Sonra bir vitrin yansıması kadar duygusuz bir durumda kendimi gördüm. Hakkında hissedilecek bir şey bile bulamadım, en çok da o koydu bana galiba.

[MP3] Mor ve Ötesi - Ayıp Olmaz Mı?

10 yorum:

  1. Hissedilecek bir şey bulamamak hissedip de, bir de aptallığı kavramaktan daha iyi değil midir ki?
    Düşününce, deniz erkek ismi olarak daha mantıklı geliyor nedense.
    Sokaklardaki liseli sevgililerden olmamak artık, garip bir farkındalık.

    YanıtlaSil
  2. Hissedilecek bir şey bulamamak hissedip de, bir de aptallığı kavramaktan daha iyi değildir şayet hissedip de bir aptallığı kavradıktan sonra hissedilecek bir şey bulunamıyorsa.
    Ne kadar düşünürsem düşüneyim denizin Türkçe'deki en unisex isim olduğu gerçeğini değiştiremiyorum. Değiştirmek de istemiyorum. Memnunum ben adımdan.
    Farkındalık değildi aslında. Tespit amacım yoktu. Onların liseli olması da dert değil. Eskileri hatırlamak, feşmekan.

    YanıtlaSil
  3. Aptallıktan sonra 2 durum var..
    1.İyice kötü hissedip, depresif, melankolik, bunalımlı oluyorsun iyice..Hiçbir şeyden zevk almaya bile yanaşmıyorsun.

    2.Tokat atılmış etkisi yapıyor ve aptallık hissi ve üzüntüsü önce her yanını kavrarken, sonra anlamını boşaltıyor.Bir kuru "anlayamamışım, çok salakmışım" hissi bırakıyor geriye..Hisse üzülür hale geliyorsun, olana değil..

    Tespit amaçlı olarak söylemedim ben de..Sadece belirli süreçler içinde çerçevenin dışında kalıp, sadece izleyen olmak gibi ve senin hislerin varken nasıl görünüyor olduğunun bir yansımasını almak gibi bir şey. Onu anlatmak istedim.

    Deniz unisexliği en çok kabul edilmiş isim sanırım. Deniz adında kız daha çok tanımış olsam da, tarihi figürünü çok beğendiğimden belki de, erkek ismi olarak daha çok yakışacakmış gibi geliyor.

    YanıtlaSil
  4. yazıyı okuyunca gene içimden "kötülerinsin sen dünya, iyileri öldüren dünya" diyesim geldi nedense. doğru söyleyeni 9 köyden kovarlar misali doğru olduğuna inandığın şeyleri uygulayıp üstüne de bir de sevmeye kalkışınca birini işler bok olup çıkıyo.

    atılırız atılırız, topu taca da atamazsın en ufak kural değişikliğine de gidemezsin. herşey mota mot uygulanmak zorunda. yuvarlanan bir kürede çıkıntılık yaratıyorsun, gidişhatı bozuyorsun yani sen başkalarısın ve cehennemsin. cehennemken de hissetmek sana haram.

    derler diye birşeyler yapmak korkunç birşey zannımca.

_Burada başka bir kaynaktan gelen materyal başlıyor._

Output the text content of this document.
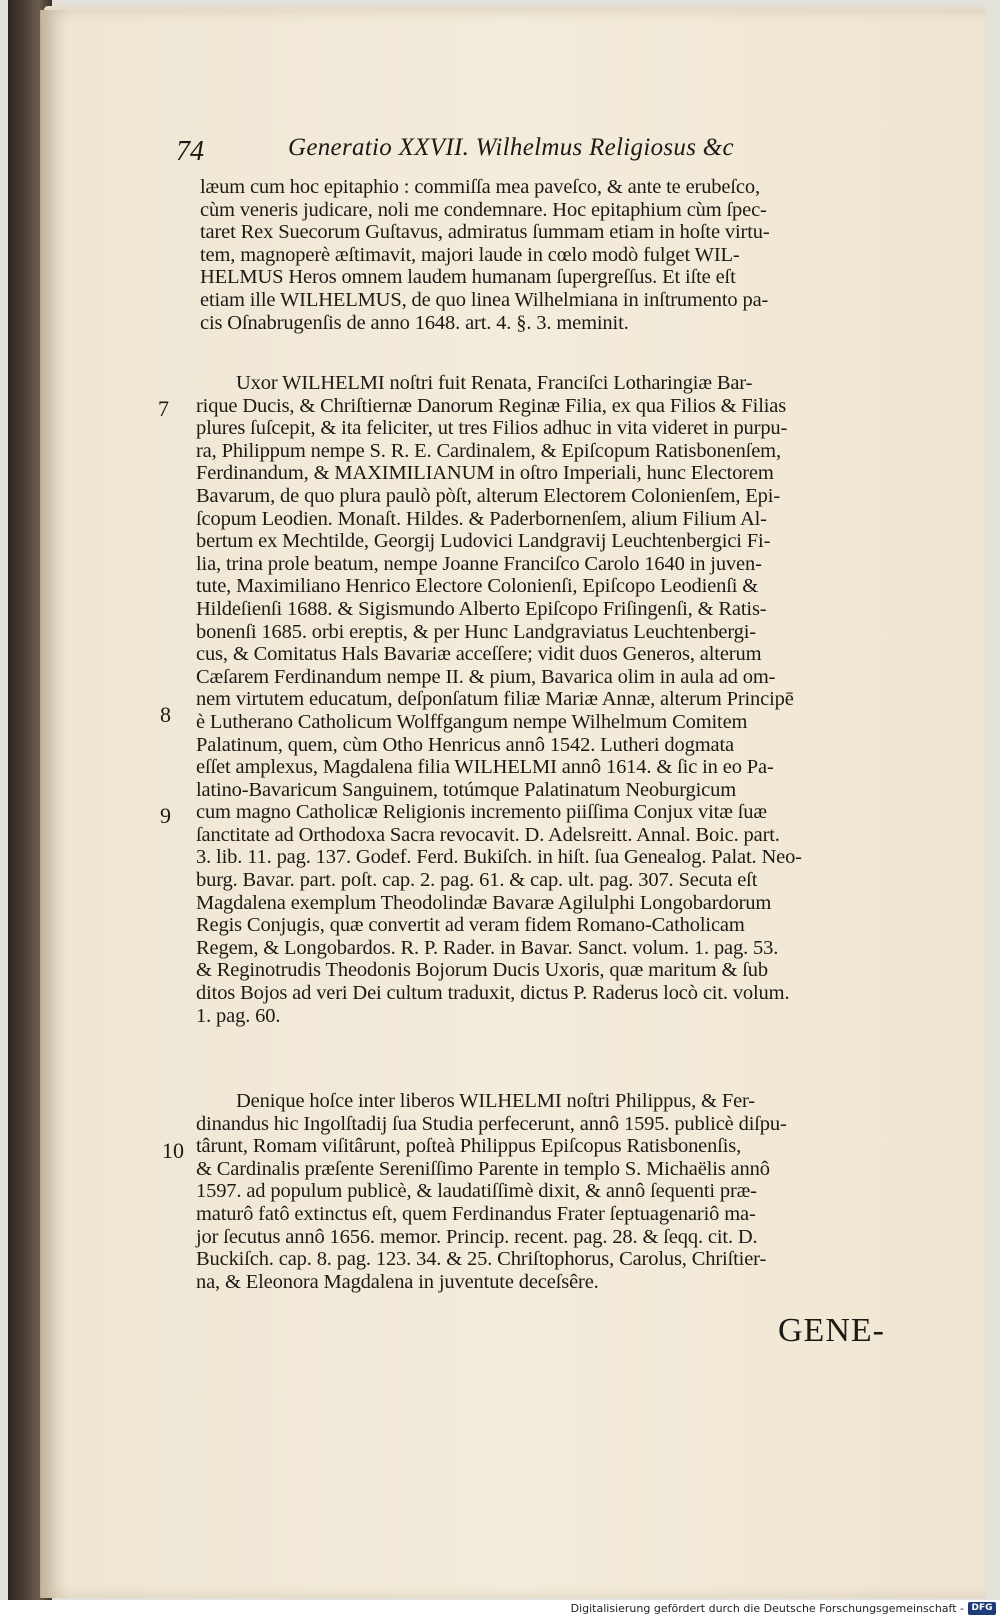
74	Generatio XXVII. Wilhelmus Religiosus &c
læum cum hoc epitaphio : commiſſa mea paveſco, & ante te erubeſco,
cùm veneris judicare, noli me condemnare. Hoc epitaphium cùm ſpec-
taret Rex Suecorum Guſtavus, admiratus ſummam etiam in hoſte virtu-
tem, magnoperè æſtimavit, majori laude in cœlo modò fulget WIL-
HELMUS Heros omnem laudem humanam ſupergreſſus. Et iſte eſt
etiam ille WILHELMUS, de quo linea Wilhelmiana in inſtrumento pa-
cis Oſnabrugenſis de anno 1648. art. 4. §. 3. meminit.
Uxor WILHELMI noſtri fuit Renata, Franciſci Lotharingiæ Bar-
rique Ducis, & Chriſtiernæ Danorum Reginæ Filia, ex qua Filios & Filias
plures ſuſcepit, & ita feliciter, ut tres Filios adhuc in vita videret in purpu-
ra, Philippum nempe S. R. E. Cardinalem, & Epiſcopum Ratisbonenſem,
Ferdinandum, & MAXIMILIANUM in oſtro Imperiali, hunc Electorem
Bavarum, de quo plura paulò pòſt, alterum Electorem Colonienſem, Epi-
ſcopum Leodien. Monaſt. Hildes. & Paderbornenſem, alium Filium Al-
bertum ex Mechtilde, Georgij Ludovici Landgravij Leuchtenbergici Fi-
lia, trina prole beatum, nempe Joanne Franciſco Carolo 1640 in juven-
tute, Maximiliano Henrico Electore Colonienſi, Epiſcopo Leodienſi &
Hildeſienſi 1688. & Sigismundo Alberto Epiſcopo Friſingenſi, & Ratis-
bonenſi 1685. orbi ereptis, & per Hunc Landgraviatus Leuchtenbergi-
cus, & Comitatus Hals Bavariæ acceſſere; vidit duos Generos, alterum
Cæſarem Ferdinandum nempe II. & pium, Bavarica olim in aula ad om-
nem virtutem educatum, deſponſatum filiæ Mariæ Annæ, alterum Principē
è Lutherano Catholicum Wolffgangum nempe Wilhelmum Comitem
Palatinum, quem, cùm Otho Henricus annô 1542. Lutheri dogmata
eſſet amplexus, Magdalena filia WILHELMI annô 1614. & ſic in eo Pa-
latino-Bavaricum Sanguinem, totúmque Palatinatum Neoburgicum
cum magno Catholicæ Religionis incremento piiſſima Conjux vitæ ſuæ
ſanctitate ad Orthodoxa Sacra revocavit. D. Adelsreitt. Annal. Boic. part.
3. lib. 11. pag. 137. Godef. Ferd. Bukiſch. in hiſt. ſua Genealog. Palat. Neo-
burg. Bavar. part. poſt. cap. 2. pag. 61. & cap. ult. pag. 307. Secuta eſt
Magdalena exemplum Theodolindæ Bavaræ Agilulphi Longobardorum
Regis Conjugis, quæ convertit ad veram fidem Romano-Catholicam
Regem, & Longobardos. R. P. Rader. in Bavar. Sanct. volum. 1. pag. 53.
& Reginotrudis Theodonis Bojorum Ducis Uxoris, quæ maritum & ſub
ditos Bojos ad veri Dei cultum traduxit, dictus P. Raderus locò cit. volum.
1. pag. 60.
Denique hoſce inter liberos WILHELMI noſtri Philippus, & Fer-
dinandus hic Ingolſtadij ſua Studia perfecerunt, annô 1595. publicè diſpu-
târunt, Romam viſitârunt, poſteà Philippus Epiſcopus Ratisbonenſis,
& Cardinalis præſente Sereniſſimo Parente in templo S. Michaëlis annô
1597. ad populum publicè, & laudatiſſimè dixit, & annô ſequenti præ-
maturô fatô extinctus eſt, quem Ferdinandus Frater ſeptuagenariô ma-
jor ſecutus annô 1656. memor. Princip. recent. pag. 28. & ſeqq. cit. D.
Buckiſch. cap. 8. pag. 123. 34. & 25. Chriſtophorus, Carolus, Chriſtier-
na, & Eleonora Magdalena in juventute deceſsêre.
7
8
9
10
GENE-
Digitalisierung gefördert durch die Deutsche Forschungsgemeinschaft - DFG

    deniz de her iki cins için güzel bir isim bence.

    YanıtlaSil
  5. benim aklımı kurcalayan ise, "atılır mıyız oyundan, benzemezsek onlara?" sorusunu sormayan insan bulunmaması. hikayeye pek ters düşecek ama, kim peki şu meşhur "onlar" yahu?

    YanıtlaSil
  6. onlar renkli bir dünya boyamış...

    YanıtlaSil
  7. bir tek seni bana çok gördü dünya
    "iyiler bu savaşı kaybetmiş" peki ben nası büyük adam olucam
    "kötü olmak seni geri getirir mi acaba..."

    Nedense yazını okuyunca bu sözler geldi aklıma...

    YanıtlaSil
  8. hiçbir vazgeçme büyük olamadı.. keşke olsaydı.. ahh bir olsaydı..

    YanıtlaSil
  9. @enteldantel: olamadı gerçekten de, malesef, keşke, ahh, keşke, ah keşke, keşke ah, olsaydı gerçekten de ah keşke..

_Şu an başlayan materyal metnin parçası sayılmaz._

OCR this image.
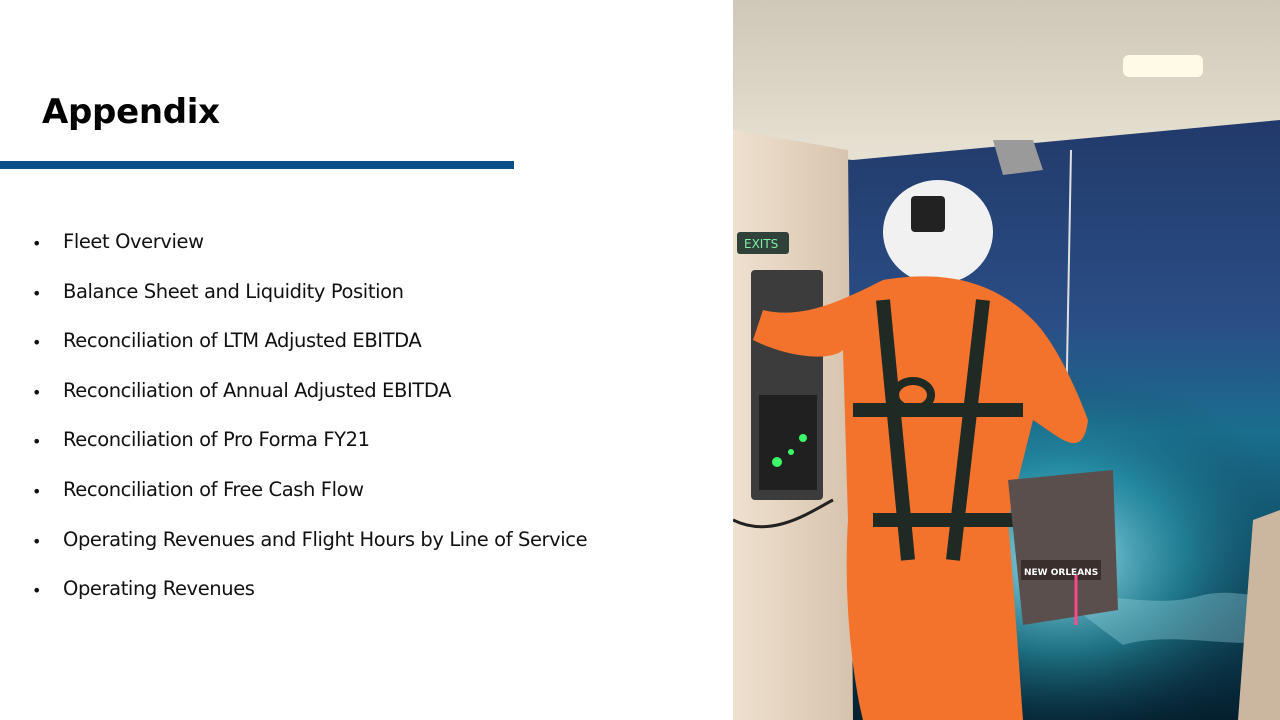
Appendix
• Fleet Overview
• Balance Sheet and Liquidity Position
• Reconciliation of LTM Adjusted EBITDA
• Reconciliation of Annual Adjusted EBITDA
• Reconciliation of Pro Forma FY21
• Reconciliation of Free Cash Flow
• Operating Revenues and Flight Hours by Line of Service
• Operating Revenues
EXITS
NEW ORLEANS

    @arcoiris: benim de aklımdaydı o lirikler. kötü falan olunamıyorum. aslında iyi ki de olunamıyor ama kağıt üzerinde iyi ki de öyle deniyor. hayat norveç'te kitaplarla dolu bi odada yaşamak kadar masum değil malesef. iyiler bu şavaşı kaybetti, ondan eminim ama.

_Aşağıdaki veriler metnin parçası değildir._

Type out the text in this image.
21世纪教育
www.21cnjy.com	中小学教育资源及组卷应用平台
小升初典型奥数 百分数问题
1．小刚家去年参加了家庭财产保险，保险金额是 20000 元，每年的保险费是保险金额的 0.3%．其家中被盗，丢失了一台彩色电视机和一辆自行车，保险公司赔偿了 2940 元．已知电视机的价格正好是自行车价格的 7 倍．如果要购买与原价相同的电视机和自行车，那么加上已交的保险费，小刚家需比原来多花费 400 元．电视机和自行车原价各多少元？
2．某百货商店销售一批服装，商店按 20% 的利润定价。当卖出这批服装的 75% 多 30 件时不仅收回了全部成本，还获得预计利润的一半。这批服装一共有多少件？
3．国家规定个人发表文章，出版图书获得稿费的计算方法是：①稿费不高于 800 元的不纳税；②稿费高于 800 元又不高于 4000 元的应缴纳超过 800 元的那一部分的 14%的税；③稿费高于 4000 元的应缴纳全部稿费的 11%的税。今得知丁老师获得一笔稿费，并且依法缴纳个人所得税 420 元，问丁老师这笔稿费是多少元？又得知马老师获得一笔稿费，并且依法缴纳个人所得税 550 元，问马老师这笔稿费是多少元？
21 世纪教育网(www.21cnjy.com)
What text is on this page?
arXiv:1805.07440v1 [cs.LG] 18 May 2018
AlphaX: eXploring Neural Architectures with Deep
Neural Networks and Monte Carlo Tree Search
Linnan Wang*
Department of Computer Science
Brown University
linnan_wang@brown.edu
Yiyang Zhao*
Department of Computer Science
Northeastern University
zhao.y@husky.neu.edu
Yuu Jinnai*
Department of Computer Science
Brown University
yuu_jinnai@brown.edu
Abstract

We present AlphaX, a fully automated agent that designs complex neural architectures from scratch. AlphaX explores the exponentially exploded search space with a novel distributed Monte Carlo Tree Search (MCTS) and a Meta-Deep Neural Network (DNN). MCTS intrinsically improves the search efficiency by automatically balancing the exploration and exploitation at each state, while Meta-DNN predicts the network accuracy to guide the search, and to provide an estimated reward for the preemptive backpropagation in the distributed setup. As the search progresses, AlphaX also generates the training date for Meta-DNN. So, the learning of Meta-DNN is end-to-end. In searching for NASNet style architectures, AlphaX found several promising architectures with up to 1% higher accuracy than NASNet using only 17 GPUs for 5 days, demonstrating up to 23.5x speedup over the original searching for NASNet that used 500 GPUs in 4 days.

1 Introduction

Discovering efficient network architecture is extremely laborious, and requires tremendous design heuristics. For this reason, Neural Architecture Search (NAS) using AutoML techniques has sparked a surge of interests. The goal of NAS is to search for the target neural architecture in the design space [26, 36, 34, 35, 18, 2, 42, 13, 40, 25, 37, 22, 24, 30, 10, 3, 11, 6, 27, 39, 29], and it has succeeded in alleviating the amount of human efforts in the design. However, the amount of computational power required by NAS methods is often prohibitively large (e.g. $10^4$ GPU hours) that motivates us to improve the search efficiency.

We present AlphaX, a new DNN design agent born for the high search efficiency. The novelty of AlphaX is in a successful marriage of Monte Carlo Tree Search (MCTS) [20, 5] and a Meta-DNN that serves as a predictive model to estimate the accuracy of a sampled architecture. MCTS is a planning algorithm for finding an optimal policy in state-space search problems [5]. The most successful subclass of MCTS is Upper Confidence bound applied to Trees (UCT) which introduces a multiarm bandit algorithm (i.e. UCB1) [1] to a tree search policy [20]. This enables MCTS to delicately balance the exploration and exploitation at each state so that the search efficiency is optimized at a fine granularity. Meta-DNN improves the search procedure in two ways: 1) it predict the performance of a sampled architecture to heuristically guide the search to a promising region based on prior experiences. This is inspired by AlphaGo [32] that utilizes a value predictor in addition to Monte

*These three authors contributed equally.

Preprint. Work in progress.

    @penguen: sonra birileri de kalıp "ama sizin mutluluğunuz, renkleriniz hep ambalaj" diyor. sanki öbür türlü çok iyiymiş gibi.

    @oky: onlar zaten bunun üzerine kafa yorma gereği duymayanlar. onlar senin benim gibi birkaç şey elde edene kadar kıç çatlatıp bunlarla mutlu olanlar değil binlerce şeyi saçıp savuranlar, sıçıp sıvayanlar.

    @kodein: kelimesi kelimesine katılırım.

    @tugce: zor işte her şekilde. hepsi aynı bok yolu aslında da.. işte varyasyonu çok oluyor.